La Tribune

OBJECTIF MARS : LA CHINE A L'ASSAUT DE LA PLANETE ROUGE ET DE LA CONQUETE SPATIALE

- LUDOVIC EHRET (AFP)

La Chine a lancé jeudi avec succès une sonde qui devrait se poser sur la planète Mars à l'horizon 2021. Une première pour le géant asiatique qui compte bien rattraper son retard sur les États-Unis en termes de conquête spatiale, dans un climat de rivalité diplomatiq­ue et technologi­que entre les deux puissances.

Dans la course à la conquête de Mars, l'éte 2020 sera chargé avec le lancement de plusieurs missions.
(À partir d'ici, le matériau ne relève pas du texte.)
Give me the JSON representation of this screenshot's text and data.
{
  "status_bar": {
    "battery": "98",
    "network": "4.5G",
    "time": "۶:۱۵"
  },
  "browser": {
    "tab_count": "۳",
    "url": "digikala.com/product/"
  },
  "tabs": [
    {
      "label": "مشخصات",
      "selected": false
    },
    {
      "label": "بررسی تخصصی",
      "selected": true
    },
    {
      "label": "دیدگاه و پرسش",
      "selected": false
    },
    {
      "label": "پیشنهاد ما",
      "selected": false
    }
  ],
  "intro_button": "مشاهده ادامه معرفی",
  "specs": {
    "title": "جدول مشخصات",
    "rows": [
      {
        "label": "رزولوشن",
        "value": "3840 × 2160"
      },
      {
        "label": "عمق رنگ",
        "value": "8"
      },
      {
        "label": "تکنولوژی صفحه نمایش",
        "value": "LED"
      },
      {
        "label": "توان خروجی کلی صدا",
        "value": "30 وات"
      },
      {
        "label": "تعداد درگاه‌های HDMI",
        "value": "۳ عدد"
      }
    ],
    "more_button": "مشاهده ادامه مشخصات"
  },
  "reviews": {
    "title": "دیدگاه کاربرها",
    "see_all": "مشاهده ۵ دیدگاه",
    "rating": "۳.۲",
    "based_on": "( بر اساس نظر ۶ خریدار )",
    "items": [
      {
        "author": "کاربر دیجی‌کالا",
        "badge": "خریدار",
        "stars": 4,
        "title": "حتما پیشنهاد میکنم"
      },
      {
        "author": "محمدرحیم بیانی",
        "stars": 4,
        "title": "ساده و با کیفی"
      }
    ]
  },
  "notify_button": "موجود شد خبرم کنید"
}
Dernière en date ce jeudi 23 juillet, celle initiée par la Chine sous le nom « Tianwen-1 ». Une sonde a ainsi été propulsée par une fusée Longue-Marche 5, la plus puissante de la panoplie chinoise. Elle a décollé du centre de Wenchang à 04h41 GMT, sur l'île tropicale de Hainan, a constaté une équipe de l'AFP. L'agence spatiale a confirmé une demi-heure plus tard la réussite du lancement.

L'engin n'arrivera pas sur la planète rouge avant 2021. La distance depuis la Terre varie mais est au minimum de 55 millions de kilomètres, soit 1.400 fois le tour du monde. Il faudra au moins sept mois à la sonde pour la parcourir.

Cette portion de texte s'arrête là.